Как недавно у траншеи, герой Второго зуавского ответил, вскинув руку к виску:
— Здесь!
ГЛАВА 9
Одни! — Кто это сделал? — Двойник. — Записка Розы. — Раздобыть шинель! — Солнечный луч. — Добрый зуав. — Трехцветное знамя. — Предатель. — В подвале. — Пистолет кебира. — Попался! — Мина. — На аванпостах. — Сержант!
Что же все-таки произошло после дерзкого побега Оторвы?
Стараниями Розы, оказавшись на свободе и вне опасности, зуав думал лишь об одном: как раскрыть тайну кладбища? Дело предстояло трудное, опасное, требовавшее напряжения всех сил, нравственных и физических.

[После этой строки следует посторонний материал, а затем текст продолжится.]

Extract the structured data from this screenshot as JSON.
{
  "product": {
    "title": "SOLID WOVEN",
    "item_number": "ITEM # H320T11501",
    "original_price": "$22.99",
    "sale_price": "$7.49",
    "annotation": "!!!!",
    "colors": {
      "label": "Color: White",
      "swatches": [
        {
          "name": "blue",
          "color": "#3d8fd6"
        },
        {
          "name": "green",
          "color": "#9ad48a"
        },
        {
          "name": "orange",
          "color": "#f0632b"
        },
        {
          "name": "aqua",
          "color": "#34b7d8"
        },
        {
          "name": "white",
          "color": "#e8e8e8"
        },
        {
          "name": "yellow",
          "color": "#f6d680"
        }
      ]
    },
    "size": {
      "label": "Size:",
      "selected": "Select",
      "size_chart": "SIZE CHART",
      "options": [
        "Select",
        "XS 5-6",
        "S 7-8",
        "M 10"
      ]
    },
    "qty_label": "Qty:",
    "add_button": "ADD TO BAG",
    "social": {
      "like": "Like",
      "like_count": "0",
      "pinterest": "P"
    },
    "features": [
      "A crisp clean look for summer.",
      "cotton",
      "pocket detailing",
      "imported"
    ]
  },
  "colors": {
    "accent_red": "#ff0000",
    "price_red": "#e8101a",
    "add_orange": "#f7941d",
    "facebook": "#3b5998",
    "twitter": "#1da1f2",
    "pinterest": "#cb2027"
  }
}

В голову ему пришла простая и гениальная мысль: надо обзавестись помощником. Нет, не человеком. Дело слишком рискованное. И потом, он не хотел толкать к дезертирству своих лучших друзей.
Помощником станет собака. Картечь, собачка, прибившаяся к Третьей батарее.
Настоящая «дочь полка», бесстрашная, верная, неподкупная Картечь с ее удивительным чутьем — лучшая помощница в подобной затее. Но пойдет ли она на зов своего друга-зуава?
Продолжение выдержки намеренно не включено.